The future belongs to those who can keep thinking — even when everything can be asked from a machine.
The world children are growing up in is no longer about “knowledge” — it’s about the ability to think, adapt, and take responsibility for decisions.

Sergei Andriiashkin
Founder and Strategy Partner
AI
/
Nov 12, 2025
The world children are growing up in is no longer about “knowledge” — it’s about the ability to think, adapt, and take responsibility for decisions.
Education is changing faster than school programs can catch up. Artificial intelligence has become more than a tool — it’s an environment. It’s everywhere: in games, learning, communication. And the question is no longer whether children should “know about AI,” but how to help them stay human in a world where almost anything can be asked from a machine.
Parents feel this shift. For them, AI isn’t about technology — it’s about developing a person who can think, choose, and act. What matters most is thinking, independence, confidence, and the ability to learn. Among the key skills of the future are adaptability, critical and systems thinking, creativity, and communication. It’s not about “how to write prompts,” but how to question, analyze, and see cause-and-effect relationships.

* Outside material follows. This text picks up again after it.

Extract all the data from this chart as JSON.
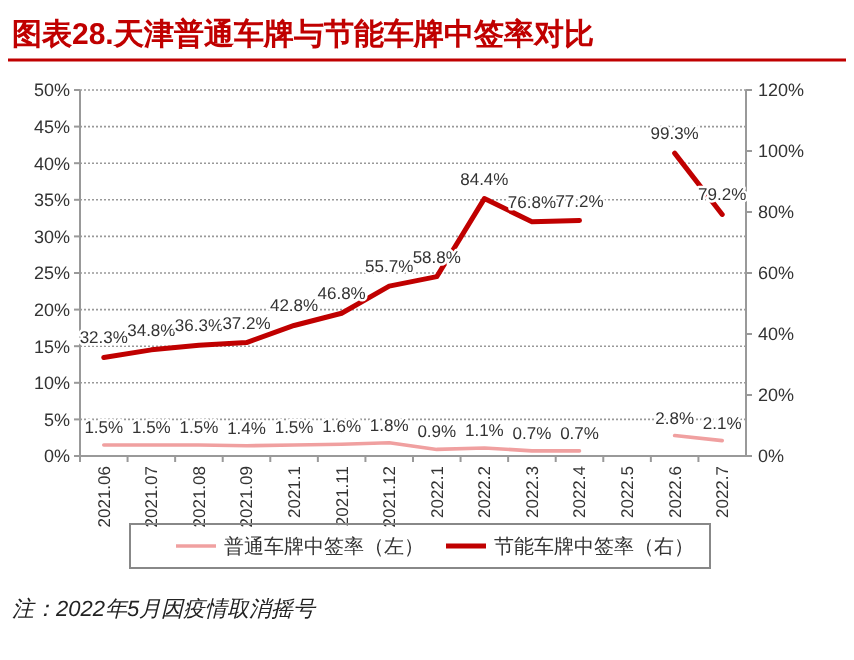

The main fear parents have isn’t that AI will harm children — it’s that it will teach them to stop thinking. That’s why education shouldn’t focus on using AI, but on preserving subjectivity. Not on integrating AI into schools, but on building a culture of thinking and ethics around it.
These five directions form the foundation for a child’s development:
understanding how a model “thinks” and how to communicate with it;
maintaining boundaries and privacy;
using AI not to copy answers, but to create — stories, games, projects;
applying it as a tool for learning and planning;
developing meta-skills — self-management, adaptability, and critical thinking.
The future belongs to those who can keep thinking — even when everything can be asked from a machine.